This Memorial Day weekend is a somber time for many families, thinking about loved ones who won’t be coming home. That is the case for Angela Rivera, whose husband, Woodbridge doctor and Army Maj. Eduardo Caraveo, lost his life while trying to help service members in distress.
Caraveo was born in Ciudad Juárez, Mexico, in 1957, and came to El Paso as a teenager. He later graduated from the University of Texas at El Paso, continuing his education with a Master’s and then a doctoral degree in psychology – the first in his family to earn a college degree.
Yesli Vega, Prince William Coles District supervisor, said Caraveo was continually driven to help others during a gathering Friday to add his name to the black granite “Roll of Honor” at the county government complex.
“Major Caraveo’s humble beginnings in Juarez gave him an appreciation for people, and an ability to look at obstacles as a challenge to grow and to do better. He believed in education, and that hard work always pays off. He believed that everyone had the ability to break through boundaries, as he was a boundary-breaker himself,” Vega said.
Caraveo worked for the Federal Bureau of Prisons for more than 15 years, and his work took him to Arizona, Pennsylvania, California and Northern Virginia, where he lived and had a private practice as a clinical psychologist right here in Prince William County,.
“His passion was to help people, and he made it a point to help others in need,” Vega said.
At the age of 42, Vega said Caraveo felt the call to serve his nation, and joined the Army Reserve. A decade later, while Caraveo was preparing for his first overseas deployment, to help soldiers deal with the stresses of war, he was tragically shot and killed with 13 other service members by another Army psychiatrist during an attack at Fort Hood in Killeen, Texas.
“All of you who knew him knew he was a giving person, and all he wanted to do was to love and help people,” Rivera said of her husband. “I also want to honor the families that have lost someone, because this weekend is a hard weekend for a lot of people. It is not about picnics, and about hot dogs. It’s for those that made the ultimate sacrifice, and the pain and sorrow of those left behind.”

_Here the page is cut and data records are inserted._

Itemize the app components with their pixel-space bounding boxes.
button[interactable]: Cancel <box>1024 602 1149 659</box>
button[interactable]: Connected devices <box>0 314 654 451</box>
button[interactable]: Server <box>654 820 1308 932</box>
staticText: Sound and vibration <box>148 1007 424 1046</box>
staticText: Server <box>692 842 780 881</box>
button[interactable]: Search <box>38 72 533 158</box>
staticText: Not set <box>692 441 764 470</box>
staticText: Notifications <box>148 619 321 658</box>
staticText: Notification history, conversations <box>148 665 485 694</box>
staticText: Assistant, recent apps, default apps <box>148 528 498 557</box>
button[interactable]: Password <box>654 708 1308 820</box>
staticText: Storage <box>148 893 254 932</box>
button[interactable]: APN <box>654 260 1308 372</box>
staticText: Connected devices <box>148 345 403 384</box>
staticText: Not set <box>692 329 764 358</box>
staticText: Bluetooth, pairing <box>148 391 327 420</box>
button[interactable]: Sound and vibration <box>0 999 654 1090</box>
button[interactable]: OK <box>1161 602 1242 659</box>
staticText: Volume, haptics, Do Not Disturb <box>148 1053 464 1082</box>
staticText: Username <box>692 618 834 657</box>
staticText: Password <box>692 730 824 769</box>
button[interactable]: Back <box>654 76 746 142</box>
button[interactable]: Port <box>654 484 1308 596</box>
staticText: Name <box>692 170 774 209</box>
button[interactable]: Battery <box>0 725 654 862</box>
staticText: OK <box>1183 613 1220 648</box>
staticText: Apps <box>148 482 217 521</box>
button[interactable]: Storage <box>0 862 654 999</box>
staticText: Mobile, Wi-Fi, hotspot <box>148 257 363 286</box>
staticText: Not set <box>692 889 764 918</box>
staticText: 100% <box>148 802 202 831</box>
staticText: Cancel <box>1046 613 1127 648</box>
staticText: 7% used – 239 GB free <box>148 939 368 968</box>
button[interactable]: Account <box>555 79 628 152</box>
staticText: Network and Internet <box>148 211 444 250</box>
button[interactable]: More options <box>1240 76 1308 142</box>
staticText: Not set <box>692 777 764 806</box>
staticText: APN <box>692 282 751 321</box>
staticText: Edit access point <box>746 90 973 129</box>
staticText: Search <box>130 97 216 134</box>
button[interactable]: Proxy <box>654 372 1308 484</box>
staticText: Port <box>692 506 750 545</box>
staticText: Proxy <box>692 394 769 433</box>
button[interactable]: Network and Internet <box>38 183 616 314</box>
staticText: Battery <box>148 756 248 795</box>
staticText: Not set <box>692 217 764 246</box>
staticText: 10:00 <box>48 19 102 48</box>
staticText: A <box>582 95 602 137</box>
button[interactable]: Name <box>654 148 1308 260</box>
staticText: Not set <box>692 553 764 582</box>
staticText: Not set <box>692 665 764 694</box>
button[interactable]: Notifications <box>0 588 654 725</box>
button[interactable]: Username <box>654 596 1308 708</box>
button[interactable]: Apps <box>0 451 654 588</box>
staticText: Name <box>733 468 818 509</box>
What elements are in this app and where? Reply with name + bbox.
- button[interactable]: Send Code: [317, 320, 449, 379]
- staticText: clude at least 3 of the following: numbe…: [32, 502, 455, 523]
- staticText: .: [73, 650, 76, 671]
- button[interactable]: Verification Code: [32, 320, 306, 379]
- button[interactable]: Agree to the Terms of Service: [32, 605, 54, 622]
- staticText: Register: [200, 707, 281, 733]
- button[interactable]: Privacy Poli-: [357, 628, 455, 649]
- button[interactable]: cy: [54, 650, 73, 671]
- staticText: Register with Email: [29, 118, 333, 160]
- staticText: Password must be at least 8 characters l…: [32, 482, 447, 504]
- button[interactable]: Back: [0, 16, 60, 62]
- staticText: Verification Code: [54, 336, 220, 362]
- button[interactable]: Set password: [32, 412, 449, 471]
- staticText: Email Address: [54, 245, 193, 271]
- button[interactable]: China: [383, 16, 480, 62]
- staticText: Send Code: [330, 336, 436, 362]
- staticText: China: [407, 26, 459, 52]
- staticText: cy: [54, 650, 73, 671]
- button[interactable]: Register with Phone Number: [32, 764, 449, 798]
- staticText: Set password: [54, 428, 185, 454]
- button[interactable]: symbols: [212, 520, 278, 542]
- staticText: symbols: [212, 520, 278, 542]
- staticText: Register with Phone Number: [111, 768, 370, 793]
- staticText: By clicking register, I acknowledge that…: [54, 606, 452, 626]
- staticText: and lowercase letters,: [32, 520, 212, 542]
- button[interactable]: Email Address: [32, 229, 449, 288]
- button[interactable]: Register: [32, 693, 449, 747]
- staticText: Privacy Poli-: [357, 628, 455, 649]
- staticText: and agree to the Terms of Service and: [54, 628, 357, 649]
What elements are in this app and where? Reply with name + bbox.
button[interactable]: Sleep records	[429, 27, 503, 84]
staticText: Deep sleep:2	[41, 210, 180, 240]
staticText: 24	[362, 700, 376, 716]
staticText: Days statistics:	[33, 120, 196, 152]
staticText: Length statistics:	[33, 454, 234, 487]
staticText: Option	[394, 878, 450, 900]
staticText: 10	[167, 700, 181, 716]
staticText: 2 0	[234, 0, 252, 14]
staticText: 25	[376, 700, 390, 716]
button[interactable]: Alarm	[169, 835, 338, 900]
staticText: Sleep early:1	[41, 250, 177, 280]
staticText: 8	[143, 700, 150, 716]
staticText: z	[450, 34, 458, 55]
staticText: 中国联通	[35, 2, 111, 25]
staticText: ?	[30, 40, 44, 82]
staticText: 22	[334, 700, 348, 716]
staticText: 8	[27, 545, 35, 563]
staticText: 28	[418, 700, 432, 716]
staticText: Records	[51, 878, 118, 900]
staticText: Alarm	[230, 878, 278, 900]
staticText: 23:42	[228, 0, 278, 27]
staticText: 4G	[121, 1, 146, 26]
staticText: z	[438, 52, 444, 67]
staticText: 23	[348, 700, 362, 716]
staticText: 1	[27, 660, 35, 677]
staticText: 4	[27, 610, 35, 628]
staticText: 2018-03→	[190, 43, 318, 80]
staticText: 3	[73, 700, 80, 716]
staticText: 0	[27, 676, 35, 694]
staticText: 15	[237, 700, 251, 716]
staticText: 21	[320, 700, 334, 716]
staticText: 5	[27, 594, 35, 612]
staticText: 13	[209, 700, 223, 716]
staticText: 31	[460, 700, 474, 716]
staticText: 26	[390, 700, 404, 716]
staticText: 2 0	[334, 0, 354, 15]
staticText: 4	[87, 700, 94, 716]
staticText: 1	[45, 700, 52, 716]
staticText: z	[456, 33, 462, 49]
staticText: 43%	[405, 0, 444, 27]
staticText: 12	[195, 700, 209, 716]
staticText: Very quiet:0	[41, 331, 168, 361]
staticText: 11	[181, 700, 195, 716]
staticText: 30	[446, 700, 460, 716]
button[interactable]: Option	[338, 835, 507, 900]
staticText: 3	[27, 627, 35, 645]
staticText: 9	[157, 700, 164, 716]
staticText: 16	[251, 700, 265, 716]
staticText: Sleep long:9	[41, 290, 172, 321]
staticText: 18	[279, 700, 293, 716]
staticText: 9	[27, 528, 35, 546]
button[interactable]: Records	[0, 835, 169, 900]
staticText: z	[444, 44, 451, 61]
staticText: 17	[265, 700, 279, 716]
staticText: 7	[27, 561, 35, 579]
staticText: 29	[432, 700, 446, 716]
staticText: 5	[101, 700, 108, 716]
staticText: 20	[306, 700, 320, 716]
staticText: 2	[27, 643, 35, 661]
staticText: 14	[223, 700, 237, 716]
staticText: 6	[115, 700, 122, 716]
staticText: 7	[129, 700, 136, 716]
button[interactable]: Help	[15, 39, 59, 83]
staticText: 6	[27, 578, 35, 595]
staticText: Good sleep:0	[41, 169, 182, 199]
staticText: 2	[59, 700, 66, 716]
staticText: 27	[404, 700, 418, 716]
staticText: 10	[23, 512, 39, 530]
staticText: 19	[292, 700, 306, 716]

Prince William County Neabsco District Supervisor Victor Angry, dressed in his Army Command sergeant major blues, said adding Caraveo’s name to the memorial honoring those who sacrificed their lives for their country is also honoring those who continue to serve.
“We remember and honor Maj. Eduardo Caraveo and all those who bravely made the ultimate sacrifice for our freedom. We honor the men and women around the world who still serve our nation, and who are willing, at any moment, to put their lives on the line for this great country,” Angry said. “We hope and pray that all our Armed Forces from Prince William County and those serving throughout the world stay safe, and soon return to their families and their loved ones.”
“In honor of Edwardo, all I can say is to love, laugh and live today, because tomorrow we don’t know. Today is all we have,” said Rivera.